Data Cleaning

In order to make our predictor robust to all kinds of game, here are some outliers we trimmed form our training data sets.

  • Preorder price instance ( this cause some field been negative )
  • Free games
  • Game’s original price duration > 250 days (which means it never have discount)

Balance Binary features and Time relative features

Recall that we vectorise metadata feature, such as “Publisher” and “Genres” into binary features. These features are consistent across time, therefore they won’t contribute much information to help our prediction . In order words, time relative feature is relatively less than the binary features. This cause our predictor can not reach satisfy performance no matter how much we increase data sets. We need to find a way to add more time relative feature.
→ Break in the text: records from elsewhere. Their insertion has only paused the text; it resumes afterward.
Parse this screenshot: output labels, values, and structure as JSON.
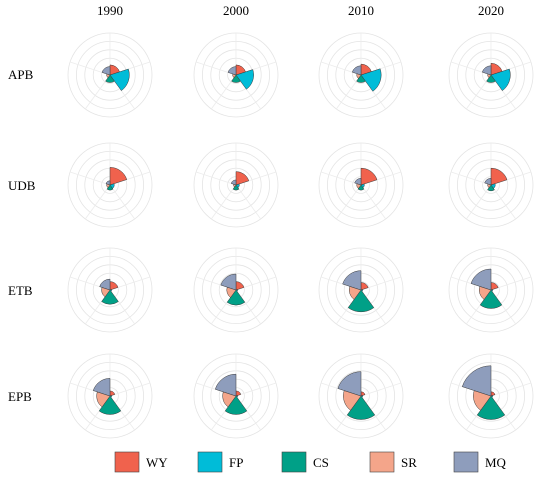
{
  "chart_data": {
    "type": "polar-area-grid",
    "columns": [
      "1990",
      "2000",
      "2010",
      "2020"
    ],
    "rows": [
      "APB",
      "UDB",
      "ETB",
      "EPB"
    ],
    "indicators": [
      "WY",
      "FP",
      "CS",
      "SR",
      "MQ"
    ],
    "colors": {
      "WY": "#F0624D",
      "FP": "#00BCD8",
      "CS": "#00A087",
      "SR": "#F4A58A",
      "MQ": "#8E9DBC"
    },
    "grid_rings": 5,
    "max_value": 5,
    "values": {
      "APB": [
        [
          1.2,
          2.3,
          0.9,
          0.4,
          1.0
        ],
        [
          1.2,
          2.1,
          0.9,
          0.4,
          1.0
        ],
        [
          1.3,
          2.4,
          0.9,
          0.5,
          1.1
        ],
        [
          1.4,
          2.3,
          0.9,
          0.4,
          1.1
        ]
      ],
      "UDB": [
        [
          2.1,
          0.5,
          0.6,
          0.4,
          0.5
        ],
        [
          1.6,
          0.4,
          0.6,
          0.3,
          0.6
        ],
        [
          2.0,
          0.4,
          0.6,
          0.5,
          0.8
        ],
        [
          2.0,
          0.5,
          0.7,
          0.4,
          0.8
        ]
      ],
      "ETB": [
        [
          1.0,
          0.2,
          1.7,
          1.0,
          1.3
        ],
        [
          1.0,
          0.2,
          1.8,
          1.1,
          1.9
        ],
        [
          0.9,
          0.2,
          2.6,
          1.4,
          2.3
        ],
        [
          0.9,
          0.2,
          2.2,
          1.4,
          2.5
        ]
      ],
      "EPB": [
        [
          0.6,
          0.2,
          2.2,
          1.6,
          2.1
        ],
        [
          0.6,
          0.2,
          2.2,
          1.6,
          2.6
        ],
        [
          0.5,
          0.2,
          2.8,
          2.1,
          2.9
        ],
        [
          0.5,
          0.2,
          2.8,
          2.1,
          3.6
        ]
      ]
    }
  }
}
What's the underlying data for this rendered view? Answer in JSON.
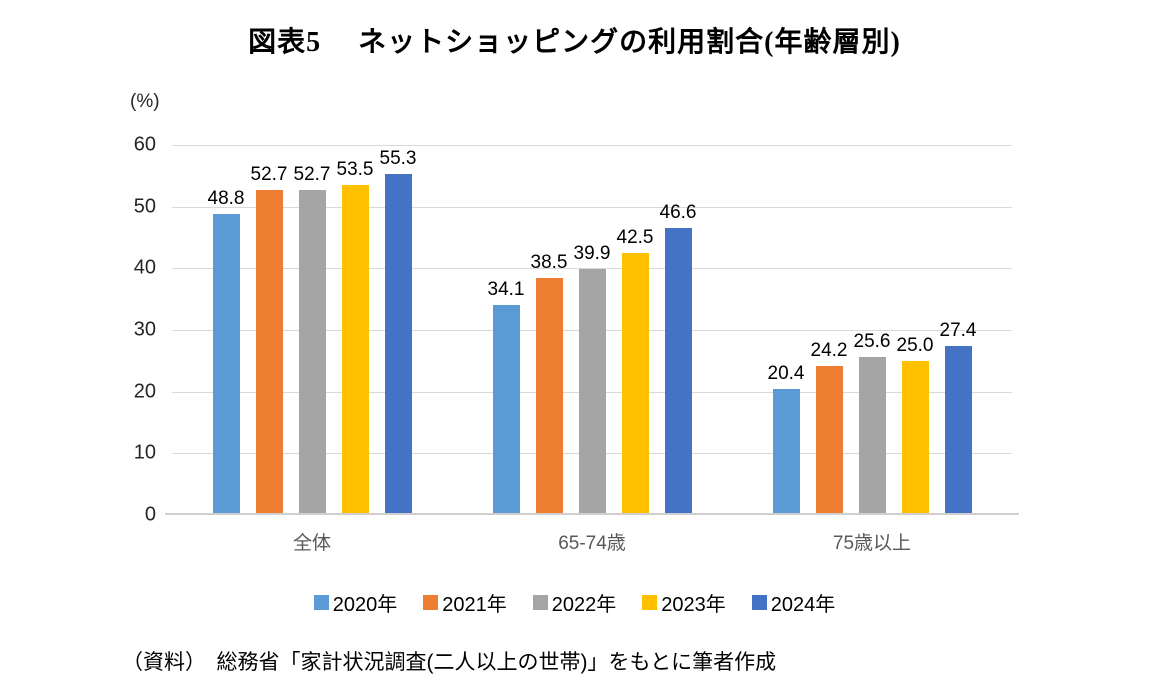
{
  "title": "図表5　 ネットショッピングの利用割合(年齢層別)",
  "y_axis_unit": "(%)",
  "source_note": "（資料）　総務省「家計状況調査(二人以上の世帯)」をもとに筆者作成",
  "chart_data": {
    "type": "bar",
    "title": "図表5 ネットショッピングの利用割合(年齢層別)",
    "categories": [
      "全体",
      "65-74歳",
      "75歳以上"
    ],
    "series": [
      {
        "name": "2020年",
        "color": "#5b9bd5",
        "values": [
          48.8,
          34.1,
          20.4
        ]
      },
      {
        "name": "2021年",
        "color": "#ed7d31",
        "values": [
          52.7,
          38.5,
          24.2
        ]
      },
      {
        "name": "2022年",
        "color": "#a5a5a5",
        "values": [
          52.7,
          39.9,
          25.6
        ]
      },
      {
        "name": "2023年",
        "color": "#ffc000",
        "values": [
          53.5,
          42.5,
          25.0
        ]
      },
      {
        "name": "2024年",
        "color": "#4472c4",
        "values": [
          55.3,
          46.6,
          27.4
        ]
      }
    ],
    "xlabel": "",
    "ylabel": "(%)",
    "ylim": [
      0,
      60
    ],
    "yticks": [
      0,
      10,
      20,
      30,
      40,
      50,
      60
    ],
    "grid": true,
    "data_labels": true,
    "data_label_decimals": 1,
    "legend_position": "bottom",
    "gridline_color": "#d9d9d9",
    "axis_line_color": "#d0cece"
  }
}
Luckily, Steams is an online global market, same game will have different price across the different country, even though some of the countries have same discount timing, but still have a slight difference. We believe that publishers have same promotion mechanism in the different country, therefore the more different country price we collect, the more likely our predictor can capture the promotion mechanism. And we do more than believe it. We put it into a test. As the chart above, as we increase more countries of time relative feature the training accuracy is also increased and at the end reach up to 75%. This is a strong proof to our optimisation.

Add Absolute Time feature

At first, we only use relative time features such as days passed since the last discount. As the chart above, we found some sharp spit spike appeared in our first prediction ( Red line ). We later found we didn’t add the month, weekdays these kinds of absolute time features, which will cause our predictor have abnormal predictions. Adding absolute time features will also let predictor capture some important Steam promotion mechanism such as “weekend deal”.